Legal Protection for Consumers



Legal Protection for Consumers
The 2 main legal regulations that apply to protect consumers are-
  1. The Consumers Guarantee Act 1993 and
  2. The Fair Trading Act 1986.

Consumer Guarantees Act
The Consumer Guarantees Act is a cornerstone piece of legislation protecting consumers. Its role - to make sure you get what you paid for. Here's how it works.
Under the Act, your consumer rights are expressed as a series of "guarantees" that a seller automatically makes to you when you buy any good or service ordinarily purchased for personal use.


The Fair Trading Act
The Fair Trading Act 1986 is one of the cornerstones of our consumer protection law. It protects you against being misled or treated unfairly by traders or shops by prohibiting what is called "misleading or deceptive conduct, false representations and unfair practices".

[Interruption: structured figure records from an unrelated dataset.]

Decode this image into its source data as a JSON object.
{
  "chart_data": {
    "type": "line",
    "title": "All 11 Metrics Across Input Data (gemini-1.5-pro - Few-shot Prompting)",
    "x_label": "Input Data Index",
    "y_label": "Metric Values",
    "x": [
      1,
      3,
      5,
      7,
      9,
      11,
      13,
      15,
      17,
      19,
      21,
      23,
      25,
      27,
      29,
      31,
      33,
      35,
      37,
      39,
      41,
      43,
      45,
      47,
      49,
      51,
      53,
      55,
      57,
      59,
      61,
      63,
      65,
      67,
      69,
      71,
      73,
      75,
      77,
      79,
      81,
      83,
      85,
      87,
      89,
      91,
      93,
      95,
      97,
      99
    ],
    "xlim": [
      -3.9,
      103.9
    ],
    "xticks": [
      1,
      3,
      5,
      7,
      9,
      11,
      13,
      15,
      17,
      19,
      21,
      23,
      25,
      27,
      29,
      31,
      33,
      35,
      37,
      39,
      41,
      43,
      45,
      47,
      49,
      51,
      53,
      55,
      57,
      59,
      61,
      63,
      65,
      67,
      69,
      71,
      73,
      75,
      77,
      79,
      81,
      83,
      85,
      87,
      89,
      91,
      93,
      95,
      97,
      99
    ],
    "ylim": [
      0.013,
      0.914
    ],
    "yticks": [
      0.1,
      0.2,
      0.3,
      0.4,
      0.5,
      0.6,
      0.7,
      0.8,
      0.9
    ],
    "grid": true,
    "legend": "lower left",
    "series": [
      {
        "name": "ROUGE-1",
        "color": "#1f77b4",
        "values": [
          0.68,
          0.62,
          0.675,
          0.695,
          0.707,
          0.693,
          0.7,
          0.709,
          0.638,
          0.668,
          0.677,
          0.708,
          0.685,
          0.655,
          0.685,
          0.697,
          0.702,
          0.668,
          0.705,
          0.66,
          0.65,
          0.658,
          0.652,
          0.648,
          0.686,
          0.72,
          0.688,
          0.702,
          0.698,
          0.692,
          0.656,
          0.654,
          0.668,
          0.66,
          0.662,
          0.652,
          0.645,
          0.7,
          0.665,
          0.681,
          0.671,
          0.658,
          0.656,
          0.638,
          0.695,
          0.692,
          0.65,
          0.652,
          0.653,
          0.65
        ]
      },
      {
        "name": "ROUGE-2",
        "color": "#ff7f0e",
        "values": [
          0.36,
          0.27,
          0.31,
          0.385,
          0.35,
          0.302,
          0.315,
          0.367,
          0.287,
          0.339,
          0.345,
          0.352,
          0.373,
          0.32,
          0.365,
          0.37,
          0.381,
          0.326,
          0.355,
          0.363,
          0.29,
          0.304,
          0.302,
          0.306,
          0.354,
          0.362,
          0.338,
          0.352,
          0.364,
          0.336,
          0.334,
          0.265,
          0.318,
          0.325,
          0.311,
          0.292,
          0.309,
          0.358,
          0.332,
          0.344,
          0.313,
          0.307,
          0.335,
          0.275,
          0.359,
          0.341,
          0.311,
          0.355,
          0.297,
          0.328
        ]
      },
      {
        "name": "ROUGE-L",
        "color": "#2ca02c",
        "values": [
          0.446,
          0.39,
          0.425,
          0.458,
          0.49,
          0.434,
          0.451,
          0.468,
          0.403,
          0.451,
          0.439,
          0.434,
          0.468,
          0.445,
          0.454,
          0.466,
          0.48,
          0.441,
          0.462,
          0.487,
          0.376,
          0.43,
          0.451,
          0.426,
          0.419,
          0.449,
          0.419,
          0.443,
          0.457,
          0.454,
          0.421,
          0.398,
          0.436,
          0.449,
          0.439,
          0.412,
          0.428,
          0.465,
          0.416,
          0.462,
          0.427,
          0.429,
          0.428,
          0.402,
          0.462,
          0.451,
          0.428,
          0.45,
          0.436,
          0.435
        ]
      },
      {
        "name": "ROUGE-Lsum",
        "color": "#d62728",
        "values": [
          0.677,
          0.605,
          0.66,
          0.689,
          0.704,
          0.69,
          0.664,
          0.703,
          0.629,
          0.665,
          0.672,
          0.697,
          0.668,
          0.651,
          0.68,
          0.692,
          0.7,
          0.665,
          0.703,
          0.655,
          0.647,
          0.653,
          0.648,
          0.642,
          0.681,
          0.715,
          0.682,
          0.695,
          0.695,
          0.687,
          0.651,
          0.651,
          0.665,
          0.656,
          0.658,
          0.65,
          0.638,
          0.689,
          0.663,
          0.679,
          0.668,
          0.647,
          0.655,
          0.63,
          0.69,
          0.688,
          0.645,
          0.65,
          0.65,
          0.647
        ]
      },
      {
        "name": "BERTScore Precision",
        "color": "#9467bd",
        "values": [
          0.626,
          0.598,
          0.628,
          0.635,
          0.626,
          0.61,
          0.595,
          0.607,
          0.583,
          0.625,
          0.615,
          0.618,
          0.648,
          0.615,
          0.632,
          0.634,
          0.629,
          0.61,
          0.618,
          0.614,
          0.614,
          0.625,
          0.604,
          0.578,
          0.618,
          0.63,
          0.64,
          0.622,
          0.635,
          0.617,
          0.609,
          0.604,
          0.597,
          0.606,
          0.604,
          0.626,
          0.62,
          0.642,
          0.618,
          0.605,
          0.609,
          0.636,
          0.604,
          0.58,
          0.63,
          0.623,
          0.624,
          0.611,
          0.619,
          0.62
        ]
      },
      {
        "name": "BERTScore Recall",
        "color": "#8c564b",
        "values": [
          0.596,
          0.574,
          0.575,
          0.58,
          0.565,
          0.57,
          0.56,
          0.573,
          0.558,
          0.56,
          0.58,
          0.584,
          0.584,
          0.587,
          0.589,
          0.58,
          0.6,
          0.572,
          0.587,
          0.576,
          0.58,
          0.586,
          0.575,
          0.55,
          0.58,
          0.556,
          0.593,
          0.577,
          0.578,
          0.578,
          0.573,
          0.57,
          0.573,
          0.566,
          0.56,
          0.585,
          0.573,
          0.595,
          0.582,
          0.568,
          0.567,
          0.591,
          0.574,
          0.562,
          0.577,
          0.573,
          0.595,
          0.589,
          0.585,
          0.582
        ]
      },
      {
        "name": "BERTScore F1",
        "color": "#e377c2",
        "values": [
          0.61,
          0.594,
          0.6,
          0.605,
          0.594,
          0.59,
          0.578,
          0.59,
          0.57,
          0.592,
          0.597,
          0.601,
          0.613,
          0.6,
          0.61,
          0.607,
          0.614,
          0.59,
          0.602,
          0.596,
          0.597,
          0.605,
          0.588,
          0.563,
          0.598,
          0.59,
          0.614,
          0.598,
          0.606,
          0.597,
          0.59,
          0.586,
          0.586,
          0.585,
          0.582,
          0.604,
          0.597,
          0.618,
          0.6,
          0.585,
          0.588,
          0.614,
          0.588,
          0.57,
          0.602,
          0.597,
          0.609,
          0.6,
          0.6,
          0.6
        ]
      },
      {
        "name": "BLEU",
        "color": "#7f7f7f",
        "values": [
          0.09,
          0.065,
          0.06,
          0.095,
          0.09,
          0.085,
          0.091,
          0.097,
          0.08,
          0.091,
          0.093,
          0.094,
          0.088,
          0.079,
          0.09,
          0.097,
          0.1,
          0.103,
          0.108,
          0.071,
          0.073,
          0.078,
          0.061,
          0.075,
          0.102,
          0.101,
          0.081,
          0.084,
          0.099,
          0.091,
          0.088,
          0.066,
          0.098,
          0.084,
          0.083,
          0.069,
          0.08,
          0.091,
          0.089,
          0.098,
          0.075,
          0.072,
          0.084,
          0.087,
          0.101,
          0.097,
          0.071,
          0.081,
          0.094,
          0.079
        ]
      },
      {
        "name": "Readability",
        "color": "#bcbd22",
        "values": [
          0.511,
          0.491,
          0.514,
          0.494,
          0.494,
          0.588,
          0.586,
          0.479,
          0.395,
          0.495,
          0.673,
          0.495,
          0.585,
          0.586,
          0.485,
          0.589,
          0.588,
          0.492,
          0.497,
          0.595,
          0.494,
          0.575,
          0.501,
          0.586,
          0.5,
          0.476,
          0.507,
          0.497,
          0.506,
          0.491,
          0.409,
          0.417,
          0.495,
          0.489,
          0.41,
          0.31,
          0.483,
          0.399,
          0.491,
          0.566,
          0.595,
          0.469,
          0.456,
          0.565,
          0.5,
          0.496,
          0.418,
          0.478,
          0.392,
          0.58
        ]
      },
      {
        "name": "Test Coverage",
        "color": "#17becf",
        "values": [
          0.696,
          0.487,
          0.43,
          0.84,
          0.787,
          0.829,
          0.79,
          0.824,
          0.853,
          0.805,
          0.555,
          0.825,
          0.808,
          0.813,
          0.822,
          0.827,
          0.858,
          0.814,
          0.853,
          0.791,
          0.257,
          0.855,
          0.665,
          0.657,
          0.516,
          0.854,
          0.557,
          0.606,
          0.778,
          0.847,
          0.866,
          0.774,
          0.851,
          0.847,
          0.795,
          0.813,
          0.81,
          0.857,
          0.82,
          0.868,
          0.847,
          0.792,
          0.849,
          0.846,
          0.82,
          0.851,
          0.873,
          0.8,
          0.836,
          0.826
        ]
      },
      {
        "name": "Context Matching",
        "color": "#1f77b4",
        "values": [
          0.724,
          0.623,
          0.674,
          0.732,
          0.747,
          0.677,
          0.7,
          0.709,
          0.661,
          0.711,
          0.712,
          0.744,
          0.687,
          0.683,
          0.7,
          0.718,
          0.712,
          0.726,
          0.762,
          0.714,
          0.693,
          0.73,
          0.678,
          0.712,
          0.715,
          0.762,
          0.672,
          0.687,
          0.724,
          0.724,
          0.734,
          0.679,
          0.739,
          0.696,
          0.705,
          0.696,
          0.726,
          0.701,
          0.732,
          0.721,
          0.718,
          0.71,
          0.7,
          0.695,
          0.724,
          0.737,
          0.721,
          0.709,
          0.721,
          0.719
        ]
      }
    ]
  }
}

The Act also sets out when information about certain products must be disclosed to consumers, and helps ensure products are safe. The Act applies to everyone in trade. As well as traders and shops, the Act covers government agencies and state-owned enterprises. Most of the Act does not cover private sales.


The Difference between the 2 Protection Laws
The difference between the Fair Trading Act and the Consumer Guarantees Act is that, in general, the Fair Trading Act covers claims about products and services prior to sale and the Consumer Guarantees Act covers the quality of those products and services after they have been bought.